Entwicklung des FITformer®REG
Neben den genannten Entwicklungsteams beschäftigte sich auch die Fa. Siemens mit einer eigenen Lösung. Als Startpunkt kann wohl auch das Jahr 2007 genannt werden, soweit es die Patentanmeldungen schlussfolgern lassen.
Die Schaltung der ersten Version des neu entwickelten Produktes FITformer®REG bestand zu dem Zeitpunkt im Wesentlichen aus Vakuum- und Luftschützen, Widerständen sowie einer Steuerung und ermöglicht eine dreistufige, unterspannungsseitige Lastregelung.

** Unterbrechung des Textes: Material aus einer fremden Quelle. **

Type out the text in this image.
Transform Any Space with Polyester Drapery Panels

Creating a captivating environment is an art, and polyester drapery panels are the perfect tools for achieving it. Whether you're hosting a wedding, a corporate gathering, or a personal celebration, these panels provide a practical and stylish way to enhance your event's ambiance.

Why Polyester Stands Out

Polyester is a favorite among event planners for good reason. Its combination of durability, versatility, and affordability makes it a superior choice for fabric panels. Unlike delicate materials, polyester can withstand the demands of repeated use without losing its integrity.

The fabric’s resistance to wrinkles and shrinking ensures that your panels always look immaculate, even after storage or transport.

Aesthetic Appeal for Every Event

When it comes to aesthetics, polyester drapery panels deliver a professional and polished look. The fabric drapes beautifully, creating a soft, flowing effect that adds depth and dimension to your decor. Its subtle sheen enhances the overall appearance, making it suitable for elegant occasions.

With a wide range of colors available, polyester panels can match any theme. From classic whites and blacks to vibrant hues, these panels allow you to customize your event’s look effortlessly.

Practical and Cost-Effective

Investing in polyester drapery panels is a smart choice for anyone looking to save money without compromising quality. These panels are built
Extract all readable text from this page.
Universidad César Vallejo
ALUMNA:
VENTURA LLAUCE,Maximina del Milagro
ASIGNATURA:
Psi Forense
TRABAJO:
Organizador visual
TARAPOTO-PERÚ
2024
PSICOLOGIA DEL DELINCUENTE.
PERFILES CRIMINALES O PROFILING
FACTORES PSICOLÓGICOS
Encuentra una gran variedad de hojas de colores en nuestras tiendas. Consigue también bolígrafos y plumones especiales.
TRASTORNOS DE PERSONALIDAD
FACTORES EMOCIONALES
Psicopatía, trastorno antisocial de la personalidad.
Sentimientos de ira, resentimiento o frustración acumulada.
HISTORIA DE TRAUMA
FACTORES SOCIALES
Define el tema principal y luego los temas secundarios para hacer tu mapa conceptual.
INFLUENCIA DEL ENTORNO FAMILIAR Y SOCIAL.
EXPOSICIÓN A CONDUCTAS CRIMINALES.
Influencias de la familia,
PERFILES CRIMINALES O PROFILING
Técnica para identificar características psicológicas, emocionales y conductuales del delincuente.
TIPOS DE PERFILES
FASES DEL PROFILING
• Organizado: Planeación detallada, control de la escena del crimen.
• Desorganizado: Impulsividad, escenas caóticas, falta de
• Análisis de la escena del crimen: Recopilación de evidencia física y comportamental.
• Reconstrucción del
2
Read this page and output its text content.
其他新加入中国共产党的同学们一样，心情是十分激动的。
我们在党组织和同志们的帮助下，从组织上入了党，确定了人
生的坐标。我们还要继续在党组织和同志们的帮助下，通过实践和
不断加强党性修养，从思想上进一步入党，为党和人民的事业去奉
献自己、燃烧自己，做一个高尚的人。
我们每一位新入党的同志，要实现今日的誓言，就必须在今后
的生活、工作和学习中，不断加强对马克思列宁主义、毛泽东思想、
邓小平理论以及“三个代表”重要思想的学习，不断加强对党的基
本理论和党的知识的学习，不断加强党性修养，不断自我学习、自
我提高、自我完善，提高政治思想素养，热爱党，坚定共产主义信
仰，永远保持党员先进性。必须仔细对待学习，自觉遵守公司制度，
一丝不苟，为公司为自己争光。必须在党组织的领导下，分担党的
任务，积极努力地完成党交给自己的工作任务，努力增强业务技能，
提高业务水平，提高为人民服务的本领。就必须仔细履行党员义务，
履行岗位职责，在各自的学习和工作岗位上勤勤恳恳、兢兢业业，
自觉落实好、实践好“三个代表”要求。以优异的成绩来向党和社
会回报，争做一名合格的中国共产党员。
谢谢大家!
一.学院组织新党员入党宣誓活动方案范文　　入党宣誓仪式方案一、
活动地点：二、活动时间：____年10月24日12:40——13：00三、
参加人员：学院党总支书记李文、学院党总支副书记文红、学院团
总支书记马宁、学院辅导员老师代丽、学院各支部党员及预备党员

Der oberspannungsseitige Anzapfungsbereich steht weiterhin zur Verfügung, zusätzliche Verluste durch die Regelungseinheit treten nicht auf. Das erste funktionale Modell wurde bei der E.ON Mitte eingesetzt. Die kontinuierliche Weiterentwicklung führte zu der aktuellen Version, deren wesentlicher Unterschied darin besteht, dass keine Vakuum- sondern nur noch Luftschütze verwendet werden und die Steuerungseinheit abgesetzt wurde und somit in der ONS frei platzierbar ist. Seit Ende 2012 ist der FITformer®REG genannte Siemens-RONT auf dem Markt erhältlich.

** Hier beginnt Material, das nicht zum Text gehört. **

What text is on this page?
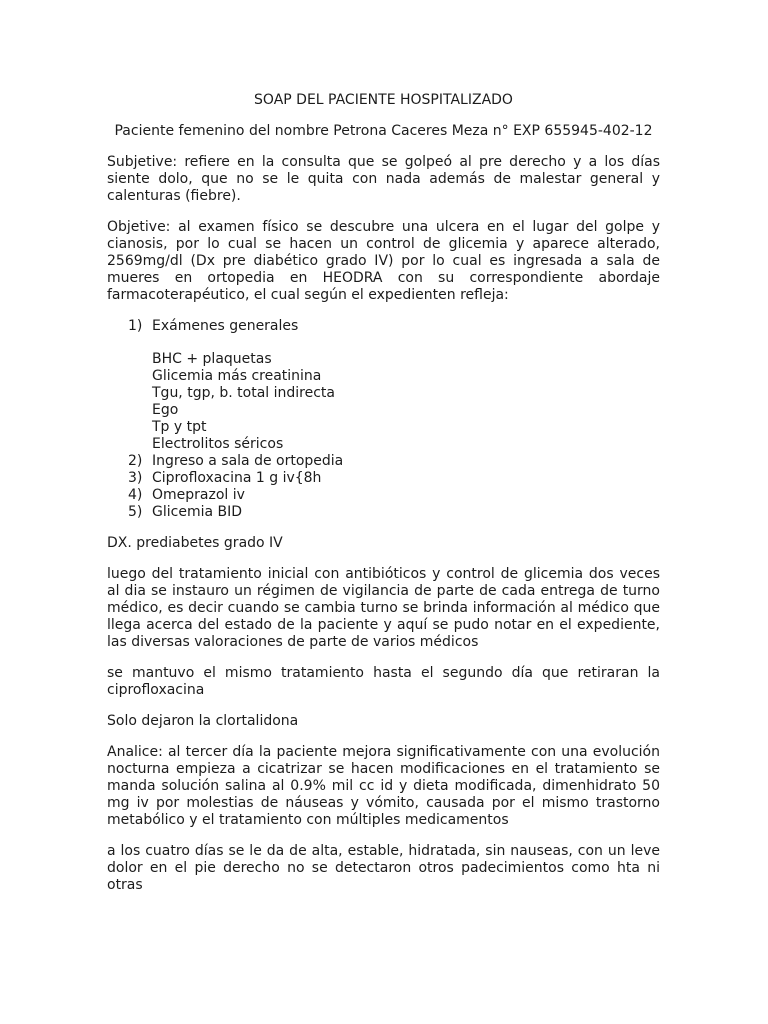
SOAP DEL PACIENTE HOSPITALIZADO

Paciente femenino del nombre Petrona Caceres Meza n° EXP 655945-402-12

Subjetive: refiere en la consulta que se golpeó al pre derecho y a los días siente dolo, que no se le quita con nada además de malestar general y calenturas (fiebre).

Objetive: al examen físico se descubre una ulcera en el lugar del golpe y cianosis, por lo cual se hacen un control de glicemia y aparece alterado, 2569mg/dl (Dx pre diabético grado IV) por lo cual es ingresada a sala de mueres en ortopedia en HEODRA con su correspondiente abordaje farmacoterapéutico, el cual según el expedienten refleja:

1) Exámenes generales
BHC + plaquetas
Glicemia más creatinina
Tgu, tgp, b. total indirecta
Ego
Tp y tpt
Electrolitos séricos
2) Ingreso a sala de ortopedia
3) Ciprofloxacina 1 g iv{8h
4) Omeprazol iv
5) Glicemia BID

DX. prediabetes grado IV

luego del tratamiento inicial con antibióticos y control de glicemia dos veces al dia se instauro un régimen de vigilancia de parte de cada entrega de turno médico, es decir cuando se cambia turno se brinda información al médico que llega acerca del estado de la paciente y aquí se pudo notar en el expediente, las diversas valoraciones de parte de varios médicos

se mantuvo el mismo tratamiento hasta el segundo día que retiraran la ciprofloxacina

Solo dejaron la clortalidona

Analice: al tercer día la paciente mejora significativamente con una evolución nocturna empieza a cicatrizar se hacen modificaciones en el tratamiento se manda solución salina al 0.9% mil cc id y dieta modificada, dimenhidrato 50 mg iv por molestias de náuseas y vómito, causada por el mismo trastorno metabólico y el tratamiento con múltiples medicamentos

a los cuatro días se le da de alta, estable, hidratada, sin nauseas, con un leve dolor en el pie derecho no se detectaron otros padecimientos como hta ni otras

Konzepte mit Strangreglern
A.Eberle arbeitet seit Juli 2009 an einer Lösung zur Regelung der Ortsnetze, allerdings nicht in Form eines klassischen RONTs, d. h. direkte Anpassung des Übersetzungsverhältnisses, sondern als sog. Nachschaltgerät zu einem ungeregelten Ortsnetztransformator. Technologisch handelt es sich dabei um einen Strangregler, bei dem Zusatztransformatoren in die Leitung eingebracht werden und der leistungsmäßig so hoch bemessen ist, dass er direkt nach den Ortsnetztransformator geschaltet werden kann. Nach einem Demonstrator an der Hochschule Schweinfurt erfolgte im Juli 2012 eine Erstinstallation beim Energiedienst Rheinfelden. Mittlerweile sind acht Piloten mit unterschiedlicher Ausprägung (3 x einphasig, dreiphasig) in der Praxiserprobung und eine Serienfertigung aufgebaut. Heute wird das Produkt unter dem Namen LVRSysTM (Low Voltage Regulation System) vertrieben.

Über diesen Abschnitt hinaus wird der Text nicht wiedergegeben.